Take for example the two current scandals adding more paralysis to an already ineffective government in DC (as if that were possible).  In the first, the IRS appears to have selectively targeted 501(c)(4) applications based, at least in part, upon political motivations.  In the second, the Justice Department secretly obtained phone records of AP reporters last year stemming from concerns over national security leaks. Information is power – and power easily abused, particularly when the stakes are high as in politics.

The term, transparency, calls up thoughts of truth, honesty, candid, forthright – all terms that are generally consistent with values espoused by the better parts of our nature. So it is a difficult reconciliation that the promotion (or abuse) of transparency can lead to information ending up in the hands of those for whom it was never intended. In other words, as the recording, storage and sharing of electronic information proliferates transparency and privacy are going to increasingly become public policy enemies.

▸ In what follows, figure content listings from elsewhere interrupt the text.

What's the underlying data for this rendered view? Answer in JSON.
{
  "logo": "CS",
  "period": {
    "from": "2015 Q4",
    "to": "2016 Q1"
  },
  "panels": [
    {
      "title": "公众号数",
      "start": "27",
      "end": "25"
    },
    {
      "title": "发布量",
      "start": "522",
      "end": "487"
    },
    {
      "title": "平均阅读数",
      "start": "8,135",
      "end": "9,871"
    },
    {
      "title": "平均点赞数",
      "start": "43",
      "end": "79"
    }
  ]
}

And other than issues of national security nowhere is this confrontation already more acute than in healthcare. Concern over patient privacy has long been one of the primary obstacles to IT adoption in healthcare, and right that it should be. What is more private than our individual health records? But the knife cuts both ways as we know. Under our legal system, quite often the right of privacy is abused as a faux obstacle impeding transparency. This is often manifested in healthcare as over charging third-party payers for services and care not actually provided.

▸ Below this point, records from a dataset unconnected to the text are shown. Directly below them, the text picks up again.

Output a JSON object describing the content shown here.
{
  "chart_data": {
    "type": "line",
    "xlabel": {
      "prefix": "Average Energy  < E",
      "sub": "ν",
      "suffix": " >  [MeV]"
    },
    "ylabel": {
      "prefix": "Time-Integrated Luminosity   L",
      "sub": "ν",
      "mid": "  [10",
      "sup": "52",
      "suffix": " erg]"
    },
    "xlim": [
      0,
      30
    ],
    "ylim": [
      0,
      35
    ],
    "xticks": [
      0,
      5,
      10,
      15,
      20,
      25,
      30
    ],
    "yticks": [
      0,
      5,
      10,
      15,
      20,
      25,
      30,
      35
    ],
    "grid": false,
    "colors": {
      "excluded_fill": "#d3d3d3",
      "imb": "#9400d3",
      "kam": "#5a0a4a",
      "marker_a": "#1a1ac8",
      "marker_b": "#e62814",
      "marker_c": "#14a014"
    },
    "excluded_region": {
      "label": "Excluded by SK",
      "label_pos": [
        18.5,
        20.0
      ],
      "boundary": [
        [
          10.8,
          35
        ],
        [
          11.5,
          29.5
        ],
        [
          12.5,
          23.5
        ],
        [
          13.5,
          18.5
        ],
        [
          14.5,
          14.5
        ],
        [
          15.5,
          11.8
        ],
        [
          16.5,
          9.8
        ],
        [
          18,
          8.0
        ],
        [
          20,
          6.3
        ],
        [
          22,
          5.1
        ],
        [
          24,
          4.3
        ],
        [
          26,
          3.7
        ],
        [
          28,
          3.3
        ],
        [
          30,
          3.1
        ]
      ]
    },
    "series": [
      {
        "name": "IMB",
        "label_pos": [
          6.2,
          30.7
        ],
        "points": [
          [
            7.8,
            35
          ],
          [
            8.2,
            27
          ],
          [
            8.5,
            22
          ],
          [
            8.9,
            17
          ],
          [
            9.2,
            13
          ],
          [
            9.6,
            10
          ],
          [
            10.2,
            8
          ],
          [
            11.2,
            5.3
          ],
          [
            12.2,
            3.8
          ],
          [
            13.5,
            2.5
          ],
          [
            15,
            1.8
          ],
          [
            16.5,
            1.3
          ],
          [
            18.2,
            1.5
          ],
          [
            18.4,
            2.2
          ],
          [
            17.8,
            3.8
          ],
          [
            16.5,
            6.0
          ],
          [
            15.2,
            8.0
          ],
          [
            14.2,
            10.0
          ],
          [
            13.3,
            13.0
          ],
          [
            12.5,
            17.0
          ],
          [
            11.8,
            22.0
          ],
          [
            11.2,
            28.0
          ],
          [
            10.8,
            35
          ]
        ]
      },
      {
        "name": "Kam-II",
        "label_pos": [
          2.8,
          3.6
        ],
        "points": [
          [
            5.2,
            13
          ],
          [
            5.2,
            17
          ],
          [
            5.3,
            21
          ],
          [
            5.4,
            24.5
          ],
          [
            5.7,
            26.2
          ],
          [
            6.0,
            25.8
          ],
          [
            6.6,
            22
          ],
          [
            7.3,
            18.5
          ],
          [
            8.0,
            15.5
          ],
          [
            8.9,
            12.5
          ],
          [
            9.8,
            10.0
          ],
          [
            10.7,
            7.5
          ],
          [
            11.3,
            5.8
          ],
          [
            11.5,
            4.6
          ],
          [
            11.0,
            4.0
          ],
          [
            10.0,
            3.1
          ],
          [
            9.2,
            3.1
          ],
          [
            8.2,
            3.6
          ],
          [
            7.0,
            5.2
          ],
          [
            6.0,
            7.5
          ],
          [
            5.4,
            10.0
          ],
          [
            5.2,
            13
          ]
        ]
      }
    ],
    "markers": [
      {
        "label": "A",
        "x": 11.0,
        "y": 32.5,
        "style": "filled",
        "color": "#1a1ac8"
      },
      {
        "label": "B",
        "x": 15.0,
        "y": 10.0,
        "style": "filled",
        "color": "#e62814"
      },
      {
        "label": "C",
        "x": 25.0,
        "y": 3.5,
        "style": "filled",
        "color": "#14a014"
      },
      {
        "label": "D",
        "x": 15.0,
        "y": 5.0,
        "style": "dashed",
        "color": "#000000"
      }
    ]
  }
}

A common theme of the Affordable Care Act is the promotion of transparency with particular emphasis in two areas: patient outcomes and cost data. While the latter faces allocation methodologies and consistency challenges, the former faces the additional challenge of subjectivity in establishing measurements. These are challenges that absolutely must be overcome.

Transparency in healthcare is a necessary prerequisite to patient empowerment, which has the potential to drive organic performance improvement that doesn’t come at the cost of additional regulatory oversight. Transparency is also a prerequisite to determining value (i.e., outcomes divided by costs), which is the basis upon which many employers, commercial insurers and governmental programs are developing new healthcare payment models (i.e., payment for value – not volume).

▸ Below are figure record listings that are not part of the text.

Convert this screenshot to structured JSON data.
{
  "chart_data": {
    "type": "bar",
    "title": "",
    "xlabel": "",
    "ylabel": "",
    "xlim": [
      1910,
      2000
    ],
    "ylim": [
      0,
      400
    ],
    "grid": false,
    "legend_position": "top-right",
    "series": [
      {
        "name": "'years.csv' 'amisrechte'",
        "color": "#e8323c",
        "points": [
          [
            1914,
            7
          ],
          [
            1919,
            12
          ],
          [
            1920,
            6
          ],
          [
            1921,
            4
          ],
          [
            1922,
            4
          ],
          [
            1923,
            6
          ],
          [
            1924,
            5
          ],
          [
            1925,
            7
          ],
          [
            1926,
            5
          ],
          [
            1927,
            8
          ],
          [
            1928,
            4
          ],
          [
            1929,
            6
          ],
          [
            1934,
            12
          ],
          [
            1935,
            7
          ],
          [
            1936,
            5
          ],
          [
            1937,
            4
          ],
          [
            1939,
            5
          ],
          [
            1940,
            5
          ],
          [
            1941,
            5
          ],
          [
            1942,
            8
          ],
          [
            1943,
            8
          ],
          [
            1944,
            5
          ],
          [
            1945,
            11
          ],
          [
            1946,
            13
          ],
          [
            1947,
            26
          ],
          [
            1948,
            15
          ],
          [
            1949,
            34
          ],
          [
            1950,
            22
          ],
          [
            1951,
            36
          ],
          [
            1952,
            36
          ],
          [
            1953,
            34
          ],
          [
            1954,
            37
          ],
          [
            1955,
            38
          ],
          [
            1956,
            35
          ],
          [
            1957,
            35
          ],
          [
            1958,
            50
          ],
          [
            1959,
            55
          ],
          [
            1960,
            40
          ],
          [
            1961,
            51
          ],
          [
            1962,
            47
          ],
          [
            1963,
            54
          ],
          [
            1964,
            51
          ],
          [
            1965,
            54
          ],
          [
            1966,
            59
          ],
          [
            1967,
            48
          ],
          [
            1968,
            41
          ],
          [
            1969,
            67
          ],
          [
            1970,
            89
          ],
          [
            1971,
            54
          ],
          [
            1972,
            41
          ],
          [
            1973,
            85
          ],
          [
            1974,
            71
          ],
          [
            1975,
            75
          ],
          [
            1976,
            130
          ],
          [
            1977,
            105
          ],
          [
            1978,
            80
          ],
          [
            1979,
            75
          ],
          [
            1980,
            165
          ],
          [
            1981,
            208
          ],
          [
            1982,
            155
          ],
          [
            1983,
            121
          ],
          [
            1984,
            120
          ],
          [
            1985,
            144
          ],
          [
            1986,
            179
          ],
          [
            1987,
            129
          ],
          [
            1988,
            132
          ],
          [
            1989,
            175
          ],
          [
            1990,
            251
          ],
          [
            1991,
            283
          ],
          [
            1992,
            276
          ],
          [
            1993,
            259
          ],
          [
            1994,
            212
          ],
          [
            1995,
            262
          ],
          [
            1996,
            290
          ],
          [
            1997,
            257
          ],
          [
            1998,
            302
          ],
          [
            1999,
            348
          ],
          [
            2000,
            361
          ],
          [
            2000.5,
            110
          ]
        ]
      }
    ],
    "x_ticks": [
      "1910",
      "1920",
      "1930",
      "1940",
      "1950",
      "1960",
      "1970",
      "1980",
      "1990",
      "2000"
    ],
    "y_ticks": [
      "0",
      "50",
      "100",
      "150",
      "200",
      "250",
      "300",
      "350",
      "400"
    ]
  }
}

Throughout history strategies of both business and war have often depended upon the advantage gained from having access to information where others do not. Whenever there are two competitors – or world enemies – transparency holds the potential to give an advantage to one over the other. And so as long as the US healthcare delivery system remains positioned someplace between a market-based system and universal system the push for transparency is likely to continue facilitating unintended and undesired consequences.